Generell gilt als scheinselbstständig, wer eine selbstständige Erwerbstätigkeit bei Gewerbeamt und/oder Finanzamt angemeldet hat, obwohl er alle Voraussetzungen für unselbstständige Erwerbstätigkeit erfüllt. Die behördliche Prüfung, ob Scheinselbstständigkeit vorliegt, stellt stets auf den Einzelfall ab.
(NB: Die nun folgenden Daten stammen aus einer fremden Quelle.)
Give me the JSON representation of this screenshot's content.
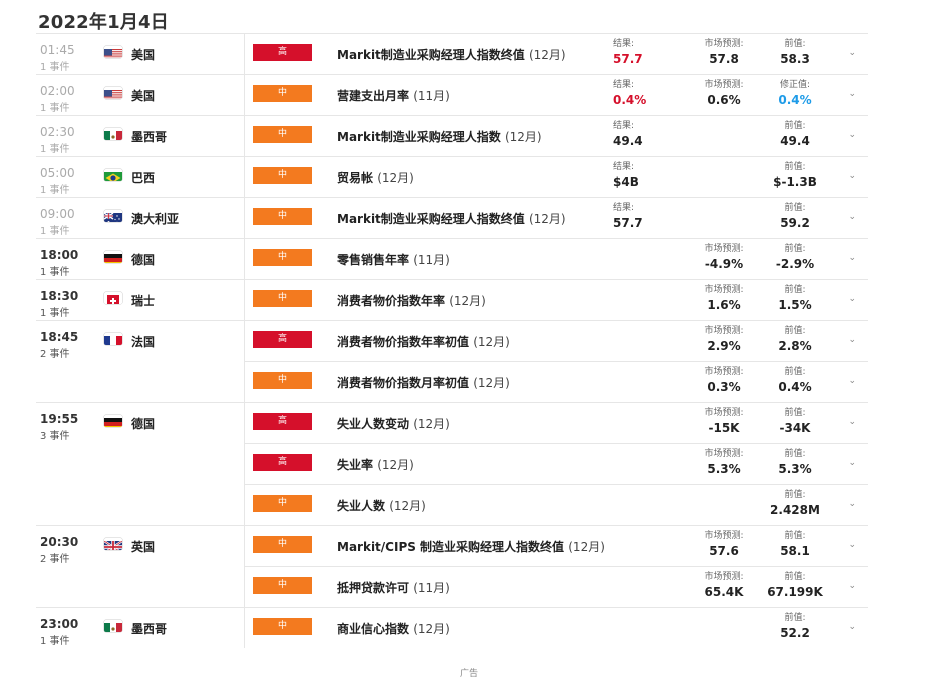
{
  "page": {
    "title": "2022年1月4日",
    "footer": "广告"
  },
  "icons": {
    "chevron": "chevron-down-icon"
  },
  "colors": {
    "high": "#d5102b",
    "mid": "#f37a1f",
    "red_value": "#d5102b",
    "blue_value": "#1e9be8"
  },
  "groups": [
    {
      "time": "01:45",
      "count": "1 事件",
      "past": true,
      "flag": "us",
      "country": "美国",
      "events": [
        {
          "importance": "高",
          "level": "high",
          "name": "Markit制造业采购经理人指数终值",
          "period": "(12月)",
          "c1": {
            "label": "结果:",
            "value": "57.7",
            "color": "red"
          },
          "c2": {
            "label": "市场预测:",
            "value": "57.8"
          },
          "c3": {
            "label": "前值:",
            "value": "58.3"
          }
        }
      ]
    },
    {
      "time": "02:00",
      "count": "1 事件",
      "past": true,
      "flag": "us",
      "country": "美国",
      "events": [
        {
          "importance": "中",
          "level": "mid",
          "name": "营建支出月率",
          "period": "(11月)",
          "c1": {
            "label": "结果:",
            "value": "0.4%",
            "color": "red"
          },
          "c2": {
            "label": "市场预测:",
            "value": "0.6%"
          },
          "c3": {
            "label": "修正值:",
            "value": "0.4%",
            "color": "blue"
          }
        }
      ]
    },
    {
      "time": "02:30",
      "count": "1 事件",
      "past": true,
      "flag": "mx",
      "country": "墨西哥",
      "events": [
        {
          "importance": "中",
          "level": "mid",
          "name": "Markit制造业采购经理人指数",
          "period": "(12月)",
          "c1": {
            "label": "结果:",
            "value": "49.4"
          },
          "c3": {
            "label": "前值:",
            "value": "49.4"
          }
        }
      ]
    },
    {
      "time": "05:00",
      "count": "1 事件",
      "past": true,
      "flag": "br",
      "country": "巴西",
      "events": [
        {
          "importance": "中",
          "level": "mid",
          "name": "贸易帐",
          "period": "(12月)",
          "c1": {
            "label": "结果:",
            "value": "$4B"
          },
          "c3": {
            "label": "前值:",
            "value": "$-1.3B"
          }
        }
      ]
    },
    {
      "time": "09:00",
      "count": "1 事件",
      "past": true,
      "flag": "au",
      "country": "澳大利亚",
      "events": [
        {
          "importance": "中",
          "level": "mid",
          "name": "Markit制造业采购经理人指数终值",
          "period": "(12月)",
          "c1": {
            "label": "结果:",
            "value": "57.7"
          },
          "c3": {
            "label": "前值:",
            "value": "59.2"
          }
        }
      ]
    },
    {
      "time": "18:00",
      "count": "1 事件",
      "past": false,
      "flag": "de",
      "country": "德国",
      "events": [
        {
          "importance": "中",
          "level": "mid",
          "name": "零售销售年率",
          "period": "(11月)",
          "c2": {
            "label": "市场预测:",
            "value": "-4.9%"
          },
          "c3": {
            "label": "前值:",
            "value": "-2.9%"
          }
        }
      ]
    },
    {
      "time": "18:30",
      "count": "1 事件",
      "past": false,
      "flag": "ch",
      "country": "瑞士",
      "events": [
        {
          "importance": "中",
          "level": "mid",
          "name": "消费者物价指数年率",
          "period": "(12月)",
          "c2": {
            "label": "市场预测:",
            "value": "1.6%"
          },
          "c3": {
            "label": "前值:",
            "value": "1.5%"
          }
        }
      ]
    },
    {
      "time": "18:45",
      "count": "2 事件",
      "past": false,
      "flag": "fr",
      "country": "法国",
      "events": [
        {
          "importance": "高",
          "level": "high",
          "name": "消费者物价指数年率初值",
          "period": "(12月)",
          "c2": {
            "label": "市场预测:",
            "value": "2.9%"
          },
          "c3": {
            "label": "前值:",
            "value": "2.8%"
          }
        },
        {
          "importance": "中",
          "level": "mid",
          "name": "消费者物价指数月率初值",
          "period": "(12月)",
          "c2": {
            "label": "市场预测:",
            "value": "0.3%"
          },
          "c3": {
            "label": "前值:",
            "value": "0.4%"
          }
        }
      ]
    },
    {
      "time": "19:55",
      "count": "3 事件",
      "past": false,
      "flag": "de",
      "country": "德国",
      "events": [
        {
          "importance": "高",
          "level": "high",
          "name": "失业人数变动",
          "period": "(12月)",
          "c2": {
            "label": "市场预测:",
            "value": "-15K"
          },
          "c3": {
            "label": "前值:",
            "value": "-34K"
          }
        },
        {
          "importance": "高",
          "level": "high",
          "name": "失业率",
          "period": "(12月)",
          "c2": {
            "label": "市场预测:",
            "value": "5.3%"
          },
          "c3": {
            "label": "前值:",
            "value": "5.3%"
          }
        },
        {
          "importance": "中",
          "level": "mid",
          "name": "失业人数",
          "period": "(12月)",
          "c3": {
            "label": "前值:",
            "value": "2.428M"
          }
        }
      ]
    },
    {
      "time": "20:30",
      "count": "2 事件",
      "past": false,
      "flag": "gb",
      "country": "英国",
      "events": [
        {
          "importance": "中",
          "level": "mid",
          "name": "Markit/CIPS 制造业采购经理人指数终值",
          "period": "(12月)",
          "c2": {
            "label": "市场预测:",
            "value": "57.6"
          },
          "c3": {
            "label": "前值:",
            "value": "58.1"
          }
        },
        {
          "importance": "中",
          "level": "mid",
          "name": "抵押贷款许可",
          "period": "(11月)",
          "c2": {
            "label": "市场预测:",
            "value": "65.4K"
          },
          "c3": {
            "label": "前值:",
            "value": "67.199K"
          }
        }
      ]
    },
    {
      "time": "23:00",
      "count": "1 事件",
      "past": false,
      "flag": "mx",
      "country": "墨西哥",
      "events": [
        {
          "importance": "中",
          "level": "mid",
          "name": "商业信心指数",
          "period": "(12月)",
          "c3": {
            "label": "前值:",
            "value": "52.2"
          }
        }
      ]
    }
  ]
}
Als ein wichtiges Zeichen für Scheinselbstständigkeit wird gewertet, wenn der Auftragnehmer die gleiche Tätigkeit bereits als Angestellter des Auftraggebers ausführte. Darüber hinaus nennt die Deutsche Rentenversicherung (DRV) folgende Verpflichtungen des offenkundig Scheinselbstständigen:

  • – Weisungen des Auftraggebers Folge leisten
  • – bestimmte Arbeitszeiten einhalten
  • – dem Auftraggeber in kurzen Abständen regelmäßig ausführliche Berichte präsentieren
  • – in Räumlichkeiten des Auftraggebers bzw. an von diesem bestimmen Orten arbeiten
  • – Hard- und Software verwenden, über die der Auftraggber die Tätigkeit kontrolliert

Gesetzliche Grundlage: Vermutungsregelung seit 2003 passé

Von 1999 bis Ende 2002 konnte der Sozialversicherungsträger bei Weigerung der Beteiligten, bei der Klärung der Frage Scheinselbstständigkeit mitzuwirken, eine versicherungspflichtige Beschäftigung unterstellen, sofern wenigstens drei von fünf im Gesetz genannten Merkmalen zutrafen. Diese Vermutungsregelung (§ 7 Abs. 4 SGB IV) ist seit dem 1. Januar 2003 hinfällig.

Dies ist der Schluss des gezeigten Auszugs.